People she meets include musicians like the violinist Itzak Perlman, who sees individual notes as colours and shapes. Musical synesthesia is perhaps the best known form of the phenomenon, and was widely recognised at the turn of the 19th/20th century. The idea of the integration of different senses fitted in with the ideas of the Symbolist art movement of the period. Composers such as Scriabin, who was not himself a synesthete, wrote compositions which required the use of a 'colour organ' to produce washes of colour across the concert hall in concert with his music.

However, synesthesia seems to have been almost forgotten as a condition through much of the twentieth century, and Seaberg puts this down largely to the growth of behaviourist theories of psychology which emphasised external social and environmental influences rather than internal experience. Ironically one of the pioneers of behaviourism was Francis Galton, who was also the person who identified synesthesia as a condition and gave it its name.

The author talks to a range of writers, artists and musicians who have used synesthesia as part of their creative processes. Unfortunately at times these interviews come dangerously close to the style of a slightly breathless Hello magazine celebrity interview. They do, however, demonstrate the varieties of the synesthetic experience, which appears to vary greatly between individuals. While some have a direct visual or auditory sensation, others just have a very strong impression of a particular colour or shape when confronted by a stimulus, without it necessarily having a sensory experience - more a sort of "Mondays always seem green to me" sort of response.

Although sound to colour is perhaps the most common form of the condition, Seaberg describes her word-to-colour experience. Of course, any description of this phenomenon is almost impossible to anyone who does not actually experience it themselves. Despite being seemingly bombarded by colours, shapes and other impressions, synesthetes cope perfectly well with their environment. In the later chapters of the book Seaberg looks a deeper philosophical, religious and even parapsychological implications of synesthesia, and the effects of 'mirror neurones' as described by Ramachandra. Synesthetes seem to be particularly empathic, and more able to "feel your pain", which was a particular problem at times for the author, as in her professional career she is a crime reporter for a New York newspaper!

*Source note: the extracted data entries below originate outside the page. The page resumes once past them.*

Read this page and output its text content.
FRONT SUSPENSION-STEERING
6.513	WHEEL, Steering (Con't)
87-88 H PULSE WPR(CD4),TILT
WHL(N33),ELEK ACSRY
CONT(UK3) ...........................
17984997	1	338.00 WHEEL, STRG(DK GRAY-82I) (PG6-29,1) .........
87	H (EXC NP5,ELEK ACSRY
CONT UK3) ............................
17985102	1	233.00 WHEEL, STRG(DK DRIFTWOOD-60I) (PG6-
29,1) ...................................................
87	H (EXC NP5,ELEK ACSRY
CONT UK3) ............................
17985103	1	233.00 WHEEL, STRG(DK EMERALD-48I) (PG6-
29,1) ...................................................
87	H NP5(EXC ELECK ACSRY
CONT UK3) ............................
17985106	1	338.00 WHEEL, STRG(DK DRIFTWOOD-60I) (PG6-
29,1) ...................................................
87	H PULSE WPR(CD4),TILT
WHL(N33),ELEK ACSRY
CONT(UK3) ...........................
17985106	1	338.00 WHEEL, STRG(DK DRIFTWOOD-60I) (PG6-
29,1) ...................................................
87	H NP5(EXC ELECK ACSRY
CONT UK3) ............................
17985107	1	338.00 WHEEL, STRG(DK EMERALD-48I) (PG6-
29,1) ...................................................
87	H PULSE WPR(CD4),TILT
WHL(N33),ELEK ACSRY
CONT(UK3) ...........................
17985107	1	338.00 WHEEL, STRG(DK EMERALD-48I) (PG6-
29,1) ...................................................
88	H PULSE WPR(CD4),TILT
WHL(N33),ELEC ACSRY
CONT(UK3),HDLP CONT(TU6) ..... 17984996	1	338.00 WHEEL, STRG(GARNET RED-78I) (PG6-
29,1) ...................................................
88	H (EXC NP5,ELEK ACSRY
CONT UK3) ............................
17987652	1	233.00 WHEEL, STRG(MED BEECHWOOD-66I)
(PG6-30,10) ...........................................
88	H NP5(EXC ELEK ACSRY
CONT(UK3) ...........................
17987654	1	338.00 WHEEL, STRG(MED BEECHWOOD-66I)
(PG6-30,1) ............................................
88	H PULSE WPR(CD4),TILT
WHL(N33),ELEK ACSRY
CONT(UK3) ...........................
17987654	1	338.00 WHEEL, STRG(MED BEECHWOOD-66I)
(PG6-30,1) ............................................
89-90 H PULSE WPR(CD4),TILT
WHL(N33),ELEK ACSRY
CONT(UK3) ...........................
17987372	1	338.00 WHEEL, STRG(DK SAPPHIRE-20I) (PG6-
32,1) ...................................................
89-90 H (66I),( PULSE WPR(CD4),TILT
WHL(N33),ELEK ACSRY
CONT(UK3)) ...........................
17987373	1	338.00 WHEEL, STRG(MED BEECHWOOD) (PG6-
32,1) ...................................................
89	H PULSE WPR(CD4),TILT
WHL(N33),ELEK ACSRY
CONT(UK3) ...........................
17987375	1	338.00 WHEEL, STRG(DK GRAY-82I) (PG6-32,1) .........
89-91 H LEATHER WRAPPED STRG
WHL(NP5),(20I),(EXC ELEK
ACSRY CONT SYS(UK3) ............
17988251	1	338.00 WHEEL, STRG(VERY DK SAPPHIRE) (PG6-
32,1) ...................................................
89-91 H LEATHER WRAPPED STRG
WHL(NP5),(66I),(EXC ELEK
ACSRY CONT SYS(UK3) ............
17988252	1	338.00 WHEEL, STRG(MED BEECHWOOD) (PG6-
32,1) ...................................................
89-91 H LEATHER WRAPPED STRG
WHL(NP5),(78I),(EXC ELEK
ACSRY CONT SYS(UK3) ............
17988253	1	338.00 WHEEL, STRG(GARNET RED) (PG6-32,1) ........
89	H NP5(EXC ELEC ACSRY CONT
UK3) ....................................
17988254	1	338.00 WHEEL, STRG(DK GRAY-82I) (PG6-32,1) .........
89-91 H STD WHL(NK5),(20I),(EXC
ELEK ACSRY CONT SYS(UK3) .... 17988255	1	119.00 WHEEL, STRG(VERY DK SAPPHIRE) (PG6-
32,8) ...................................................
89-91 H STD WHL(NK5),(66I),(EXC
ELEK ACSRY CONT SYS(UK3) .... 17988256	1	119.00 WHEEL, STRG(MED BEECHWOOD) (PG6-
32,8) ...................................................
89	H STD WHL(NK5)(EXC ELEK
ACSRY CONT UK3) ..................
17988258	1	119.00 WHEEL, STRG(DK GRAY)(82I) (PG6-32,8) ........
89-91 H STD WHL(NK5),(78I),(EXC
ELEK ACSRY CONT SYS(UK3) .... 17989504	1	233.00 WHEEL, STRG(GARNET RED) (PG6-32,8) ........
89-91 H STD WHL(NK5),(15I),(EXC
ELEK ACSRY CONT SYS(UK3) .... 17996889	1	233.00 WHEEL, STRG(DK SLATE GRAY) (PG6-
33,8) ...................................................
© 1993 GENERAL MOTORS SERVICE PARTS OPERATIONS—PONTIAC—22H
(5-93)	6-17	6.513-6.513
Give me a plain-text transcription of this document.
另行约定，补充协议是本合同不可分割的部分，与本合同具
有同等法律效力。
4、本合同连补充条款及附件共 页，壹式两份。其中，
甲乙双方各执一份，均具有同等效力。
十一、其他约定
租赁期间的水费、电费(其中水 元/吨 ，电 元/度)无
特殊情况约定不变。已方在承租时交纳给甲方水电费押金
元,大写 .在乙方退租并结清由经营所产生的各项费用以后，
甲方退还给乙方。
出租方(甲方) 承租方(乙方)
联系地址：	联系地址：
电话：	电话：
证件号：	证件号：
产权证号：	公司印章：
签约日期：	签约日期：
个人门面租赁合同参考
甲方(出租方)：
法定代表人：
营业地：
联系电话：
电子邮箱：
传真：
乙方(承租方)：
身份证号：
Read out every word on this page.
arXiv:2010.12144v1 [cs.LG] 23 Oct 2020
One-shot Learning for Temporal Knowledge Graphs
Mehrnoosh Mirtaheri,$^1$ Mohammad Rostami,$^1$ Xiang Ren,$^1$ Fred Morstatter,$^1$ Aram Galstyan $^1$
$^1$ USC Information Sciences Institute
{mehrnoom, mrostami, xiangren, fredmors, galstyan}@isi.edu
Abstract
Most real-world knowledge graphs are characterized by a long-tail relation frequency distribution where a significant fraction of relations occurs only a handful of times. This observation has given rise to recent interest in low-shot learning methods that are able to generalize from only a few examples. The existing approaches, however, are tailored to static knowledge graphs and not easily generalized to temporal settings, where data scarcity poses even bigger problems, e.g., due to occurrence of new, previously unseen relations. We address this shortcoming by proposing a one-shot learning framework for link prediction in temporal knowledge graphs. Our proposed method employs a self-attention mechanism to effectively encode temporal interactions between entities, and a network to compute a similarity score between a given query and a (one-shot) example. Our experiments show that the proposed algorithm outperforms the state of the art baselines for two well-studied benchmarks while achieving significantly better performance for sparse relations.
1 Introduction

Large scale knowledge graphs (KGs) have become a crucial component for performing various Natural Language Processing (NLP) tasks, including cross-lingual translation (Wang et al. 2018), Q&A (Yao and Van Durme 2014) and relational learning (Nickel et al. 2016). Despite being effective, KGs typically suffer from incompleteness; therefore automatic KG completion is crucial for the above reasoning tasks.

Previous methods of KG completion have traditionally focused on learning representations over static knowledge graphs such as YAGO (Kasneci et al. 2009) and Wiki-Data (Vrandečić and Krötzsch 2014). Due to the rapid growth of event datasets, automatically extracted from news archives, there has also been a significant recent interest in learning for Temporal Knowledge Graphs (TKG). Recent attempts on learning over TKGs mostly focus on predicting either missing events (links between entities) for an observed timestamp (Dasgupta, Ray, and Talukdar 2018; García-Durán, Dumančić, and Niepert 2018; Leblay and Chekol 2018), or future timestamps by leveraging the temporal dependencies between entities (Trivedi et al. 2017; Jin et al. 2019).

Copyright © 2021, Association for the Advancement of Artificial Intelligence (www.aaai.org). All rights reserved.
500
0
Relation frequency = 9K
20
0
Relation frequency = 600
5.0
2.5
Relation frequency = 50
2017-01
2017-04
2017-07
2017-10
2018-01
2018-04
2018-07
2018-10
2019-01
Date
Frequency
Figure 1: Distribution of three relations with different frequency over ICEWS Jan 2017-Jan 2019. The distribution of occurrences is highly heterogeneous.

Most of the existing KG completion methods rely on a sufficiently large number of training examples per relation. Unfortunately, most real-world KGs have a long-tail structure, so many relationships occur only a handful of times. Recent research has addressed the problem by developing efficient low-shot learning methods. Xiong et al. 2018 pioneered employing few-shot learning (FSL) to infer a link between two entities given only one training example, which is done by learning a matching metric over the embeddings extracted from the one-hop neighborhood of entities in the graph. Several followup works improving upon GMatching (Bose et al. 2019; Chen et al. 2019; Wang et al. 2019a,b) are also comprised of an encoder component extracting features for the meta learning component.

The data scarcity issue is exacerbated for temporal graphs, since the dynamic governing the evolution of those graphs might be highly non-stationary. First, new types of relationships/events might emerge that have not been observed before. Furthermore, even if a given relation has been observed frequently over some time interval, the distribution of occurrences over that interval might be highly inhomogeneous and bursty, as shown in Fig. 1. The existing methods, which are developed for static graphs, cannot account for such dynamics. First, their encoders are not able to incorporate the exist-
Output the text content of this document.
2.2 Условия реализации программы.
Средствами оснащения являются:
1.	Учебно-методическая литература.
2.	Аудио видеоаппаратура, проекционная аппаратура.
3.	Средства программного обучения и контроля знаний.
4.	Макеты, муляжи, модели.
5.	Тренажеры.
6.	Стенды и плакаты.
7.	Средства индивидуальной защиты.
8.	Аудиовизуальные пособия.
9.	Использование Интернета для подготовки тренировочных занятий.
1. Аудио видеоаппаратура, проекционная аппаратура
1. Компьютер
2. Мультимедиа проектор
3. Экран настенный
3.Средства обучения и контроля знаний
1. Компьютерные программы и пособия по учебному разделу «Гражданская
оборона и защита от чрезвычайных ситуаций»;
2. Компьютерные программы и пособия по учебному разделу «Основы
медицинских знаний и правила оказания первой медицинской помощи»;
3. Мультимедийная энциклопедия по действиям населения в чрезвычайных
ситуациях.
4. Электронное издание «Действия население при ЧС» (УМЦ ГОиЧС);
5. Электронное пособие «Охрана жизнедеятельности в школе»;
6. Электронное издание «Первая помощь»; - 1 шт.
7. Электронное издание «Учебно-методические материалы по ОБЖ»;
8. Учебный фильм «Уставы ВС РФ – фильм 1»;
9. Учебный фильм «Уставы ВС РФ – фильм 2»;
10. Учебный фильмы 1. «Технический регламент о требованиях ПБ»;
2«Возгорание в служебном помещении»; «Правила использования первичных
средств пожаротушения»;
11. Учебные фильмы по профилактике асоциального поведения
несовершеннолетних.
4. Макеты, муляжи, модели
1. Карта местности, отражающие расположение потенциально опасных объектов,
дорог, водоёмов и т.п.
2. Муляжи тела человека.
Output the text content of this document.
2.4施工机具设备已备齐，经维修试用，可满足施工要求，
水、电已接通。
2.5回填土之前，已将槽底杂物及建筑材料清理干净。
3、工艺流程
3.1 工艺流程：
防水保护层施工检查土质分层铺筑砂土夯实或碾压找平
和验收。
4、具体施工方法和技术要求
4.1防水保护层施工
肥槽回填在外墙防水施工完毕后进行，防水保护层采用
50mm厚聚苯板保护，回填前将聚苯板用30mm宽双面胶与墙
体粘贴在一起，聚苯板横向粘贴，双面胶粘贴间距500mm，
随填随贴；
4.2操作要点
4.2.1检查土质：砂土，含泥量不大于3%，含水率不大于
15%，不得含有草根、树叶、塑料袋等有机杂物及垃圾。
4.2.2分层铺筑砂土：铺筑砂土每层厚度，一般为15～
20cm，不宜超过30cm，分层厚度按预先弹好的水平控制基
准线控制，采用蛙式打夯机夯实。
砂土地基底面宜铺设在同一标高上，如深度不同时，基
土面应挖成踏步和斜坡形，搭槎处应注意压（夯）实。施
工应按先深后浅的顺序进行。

This book presents an intriguing insider's view of an experience which it is very difficult, if not impossible, for outsiders to appreciate. I suspect that we are going to find synesthesia increasingly involved with the kind of topics that we discuss in Magonia.

1 comment:

  1. I recall watching a documentary in the 90s on the subject of synaesthetes that led to further reading. In terms of abnormal psychology, it's quite an attractive concept. Whereas other differences in our neural make-up have a markedly negative impact on a subject's perception of reality, this appears to add pleasure to life.

    It's been some years since reading about the subject, yet I was left wondering how life would be if it wasn't simply a 'disorder' transmitted through families? Imagine if it had become a typical feature in the human perception of reality...no more remarkable than a bat's sonar is to the bat?

    In some cases, people experience flavours for letters and words. Great fun. It adds a new dimension to 'taste in music.'

    Both books sound interesting, particularly Ramachandran's musings on consciousness through the synaesthetic filter.